Your journey begins on the home page, where you can read about exactly what it is NetDeploy does. It is a web-hosting company where you can design your own website from within the browser.

The way this is accomplished is by using pre-designed templates made with HTML and CSS. Each template has predesigned headers, footers, and a body section that is waiting for your data to be published. I designed an account system using a relational data model to ensure each customer's data is separated per account.

Let's use our pretend friends Sam and Jack to explain how it works. Sam ventures to NetDeploy, and browses the design catalog. He likes the 'SleekSlate' design template and decides to use it for his portfolio. He ventures to his personal dashboard and chooses "Create a Website" sets his domain name as "sam.netdeploy.net" and his header content as 'Sam The Man'.

The SleekSlate design comes with a "Home" "Contact" "Projects and "Resume" page. However, a user does not have to use any pages they do not need. as long as they uncheck the checkmark, the page will not be included in the final design. Knowing this, Sam decides he wants a 'home' page, and a 'contact' page but not a 'project' or 'resume' page. He then gets to work filling out the content on his selected pages.

Every page is able to dynamically render text content in the order you place it. These 'blocks' are stored as JSON, with their order, data and the user they are tied to. If you want to preview the pages you are designing in the form, there is a 'preview' button at the bottom that spawns a limited time test of your website for you to test before publishing.

Back to the example, if Jack also wanted to use 'SleekSlate' for his portfolio, but instead of a 'home' page, and a 'contact' page, he just wanted a 'resume' page, his data would be stored and rendered separately from Sam's despite using the exact same template.

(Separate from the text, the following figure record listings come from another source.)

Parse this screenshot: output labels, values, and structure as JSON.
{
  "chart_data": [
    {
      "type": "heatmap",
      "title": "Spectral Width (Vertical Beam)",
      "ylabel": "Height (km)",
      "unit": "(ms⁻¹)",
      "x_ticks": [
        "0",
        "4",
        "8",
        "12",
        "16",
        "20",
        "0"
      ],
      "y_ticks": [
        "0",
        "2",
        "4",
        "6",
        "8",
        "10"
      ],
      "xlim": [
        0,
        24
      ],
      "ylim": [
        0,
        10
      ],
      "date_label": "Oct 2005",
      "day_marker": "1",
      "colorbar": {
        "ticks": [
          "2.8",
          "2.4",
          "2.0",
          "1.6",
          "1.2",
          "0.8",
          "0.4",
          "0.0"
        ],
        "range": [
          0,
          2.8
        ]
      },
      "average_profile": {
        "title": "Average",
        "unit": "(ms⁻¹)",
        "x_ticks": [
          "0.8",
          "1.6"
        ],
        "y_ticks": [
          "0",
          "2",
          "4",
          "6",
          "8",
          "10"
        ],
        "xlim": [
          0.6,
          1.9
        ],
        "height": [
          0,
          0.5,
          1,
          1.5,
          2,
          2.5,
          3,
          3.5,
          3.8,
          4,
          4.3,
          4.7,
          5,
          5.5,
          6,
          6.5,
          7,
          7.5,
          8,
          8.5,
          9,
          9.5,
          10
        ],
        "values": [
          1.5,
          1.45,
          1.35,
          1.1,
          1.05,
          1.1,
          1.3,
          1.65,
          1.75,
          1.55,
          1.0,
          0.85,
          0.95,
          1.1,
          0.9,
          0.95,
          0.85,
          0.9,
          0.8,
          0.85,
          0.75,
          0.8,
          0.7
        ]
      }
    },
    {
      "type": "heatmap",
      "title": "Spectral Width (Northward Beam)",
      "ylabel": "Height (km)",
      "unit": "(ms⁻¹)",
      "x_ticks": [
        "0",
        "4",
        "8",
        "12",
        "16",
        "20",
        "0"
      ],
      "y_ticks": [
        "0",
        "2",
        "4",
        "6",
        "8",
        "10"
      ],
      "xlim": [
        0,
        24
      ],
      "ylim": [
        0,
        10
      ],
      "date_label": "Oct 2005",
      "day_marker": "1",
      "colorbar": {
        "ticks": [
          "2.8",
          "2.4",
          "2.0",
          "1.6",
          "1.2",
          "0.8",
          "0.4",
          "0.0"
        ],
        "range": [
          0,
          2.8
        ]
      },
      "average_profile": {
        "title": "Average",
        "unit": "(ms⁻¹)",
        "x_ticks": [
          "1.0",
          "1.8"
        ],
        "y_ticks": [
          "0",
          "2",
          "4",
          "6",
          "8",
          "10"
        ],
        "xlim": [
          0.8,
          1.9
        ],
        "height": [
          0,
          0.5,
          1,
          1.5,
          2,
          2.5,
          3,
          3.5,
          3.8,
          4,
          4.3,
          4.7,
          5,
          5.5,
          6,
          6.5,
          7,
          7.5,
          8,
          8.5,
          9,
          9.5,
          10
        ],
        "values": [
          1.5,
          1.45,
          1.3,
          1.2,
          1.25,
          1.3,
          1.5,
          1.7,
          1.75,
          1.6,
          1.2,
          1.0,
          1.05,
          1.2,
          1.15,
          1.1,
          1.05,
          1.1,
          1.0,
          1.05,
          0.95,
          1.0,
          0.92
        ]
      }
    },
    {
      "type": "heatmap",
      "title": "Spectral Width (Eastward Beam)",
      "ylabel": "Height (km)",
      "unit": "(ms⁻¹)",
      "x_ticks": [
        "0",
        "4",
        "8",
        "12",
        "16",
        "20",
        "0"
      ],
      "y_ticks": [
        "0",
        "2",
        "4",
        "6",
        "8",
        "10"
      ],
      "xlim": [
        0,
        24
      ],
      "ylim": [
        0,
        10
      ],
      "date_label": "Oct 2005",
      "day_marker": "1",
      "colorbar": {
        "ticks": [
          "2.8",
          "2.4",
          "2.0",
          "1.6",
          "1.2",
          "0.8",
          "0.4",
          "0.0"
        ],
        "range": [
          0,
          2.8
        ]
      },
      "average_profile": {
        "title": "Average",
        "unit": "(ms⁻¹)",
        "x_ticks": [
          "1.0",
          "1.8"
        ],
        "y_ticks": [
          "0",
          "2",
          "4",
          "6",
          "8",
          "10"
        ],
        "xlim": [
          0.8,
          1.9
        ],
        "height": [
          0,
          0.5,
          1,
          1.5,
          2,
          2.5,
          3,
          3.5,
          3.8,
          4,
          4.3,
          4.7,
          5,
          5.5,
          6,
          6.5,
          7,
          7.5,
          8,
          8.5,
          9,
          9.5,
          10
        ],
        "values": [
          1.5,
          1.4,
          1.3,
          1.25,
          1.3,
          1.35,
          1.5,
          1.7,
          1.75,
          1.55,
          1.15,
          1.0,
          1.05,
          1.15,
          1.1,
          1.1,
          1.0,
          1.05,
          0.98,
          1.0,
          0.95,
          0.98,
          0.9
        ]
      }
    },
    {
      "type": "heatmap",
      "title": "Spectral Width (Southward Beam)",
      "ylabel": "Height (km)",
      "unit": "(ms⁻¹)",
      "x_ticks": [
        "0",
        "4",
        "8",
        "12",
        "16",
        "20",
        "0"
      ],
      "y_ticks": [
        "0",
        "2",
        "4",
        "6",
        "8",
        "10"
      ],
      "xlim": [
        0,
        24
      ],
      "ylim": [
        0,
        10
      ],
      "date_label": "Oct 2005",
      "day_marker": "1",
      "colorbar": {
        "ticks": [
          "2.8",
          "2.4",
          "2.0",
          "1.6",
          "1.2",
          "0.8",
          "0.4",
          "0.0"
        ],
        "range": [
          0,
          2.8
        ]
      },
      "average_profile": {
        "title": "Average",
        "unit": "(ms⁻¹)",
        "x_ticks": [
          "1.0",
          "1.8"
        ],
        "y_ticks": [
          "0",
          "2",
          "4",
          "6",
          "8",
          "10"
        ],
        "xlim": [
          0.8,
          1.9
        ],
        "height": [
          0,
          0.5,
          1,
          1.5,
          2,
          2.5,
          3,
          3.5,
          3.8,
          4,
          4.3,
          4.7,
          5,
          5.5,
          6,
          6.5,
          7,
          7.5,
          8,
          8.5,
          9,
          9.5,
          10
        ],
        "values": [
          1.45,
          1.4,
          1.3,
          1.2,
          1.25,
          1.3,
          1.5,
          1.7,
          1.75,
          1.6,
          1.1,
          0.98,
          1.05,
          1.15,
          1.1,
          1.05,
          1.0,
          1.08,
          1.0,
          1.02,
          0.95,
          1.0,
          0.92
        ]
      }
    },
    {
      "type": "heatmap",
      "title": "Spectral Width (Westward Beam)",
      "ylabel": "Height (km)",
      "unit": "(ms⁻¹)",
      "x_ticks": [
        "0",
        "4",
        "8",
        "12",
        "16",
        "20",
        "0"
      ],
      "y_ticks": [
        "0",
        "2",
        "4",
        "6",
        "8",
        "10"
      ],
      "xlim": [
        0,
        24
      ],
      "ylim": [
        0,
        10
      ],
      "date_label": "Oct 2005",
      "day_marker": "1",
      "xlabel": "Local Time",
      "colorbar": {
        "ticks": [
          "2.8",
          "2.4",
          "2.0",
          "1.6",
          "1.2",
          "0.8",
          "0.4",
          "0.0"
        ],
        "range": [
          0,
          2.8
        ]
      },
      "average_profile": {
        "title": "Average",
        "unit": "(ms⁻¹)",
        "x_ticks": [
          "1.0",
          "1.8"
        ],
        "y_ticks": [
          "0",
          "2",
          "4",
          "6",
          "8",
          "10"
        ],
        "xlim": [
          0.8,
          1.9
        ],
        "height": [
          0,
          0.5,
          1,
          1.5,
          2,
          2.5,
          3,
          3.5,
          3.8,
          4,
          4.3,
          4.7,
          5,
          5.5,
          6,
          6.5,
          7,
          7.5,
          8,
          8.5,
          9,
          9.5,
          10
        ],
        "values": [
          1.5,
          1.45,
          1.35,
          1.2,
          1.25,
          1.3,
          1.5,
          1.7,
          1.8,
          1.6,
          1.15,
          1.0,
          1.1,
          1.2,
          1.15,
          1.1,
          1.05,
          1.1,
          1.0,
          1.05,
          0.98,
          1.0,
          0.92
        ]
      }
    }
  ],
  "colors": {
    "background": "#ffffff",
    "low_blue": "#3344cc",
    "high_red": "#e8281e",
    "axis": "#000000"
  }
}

This is because the URL 'I.E. jack.netdeploy.net' is tied in a one-to-many relationship with the data on the website.


All in all, this service was a blast to build. It taught me many things about relational data, JSON, dynamically-rendered content, and even network security (prevent XSS, restricting file uploads, etc..) in the future, I plan to add more complex dynamic templates (A blog, Ecommerce site, etc..) and acquire clients who may want a more custom experience.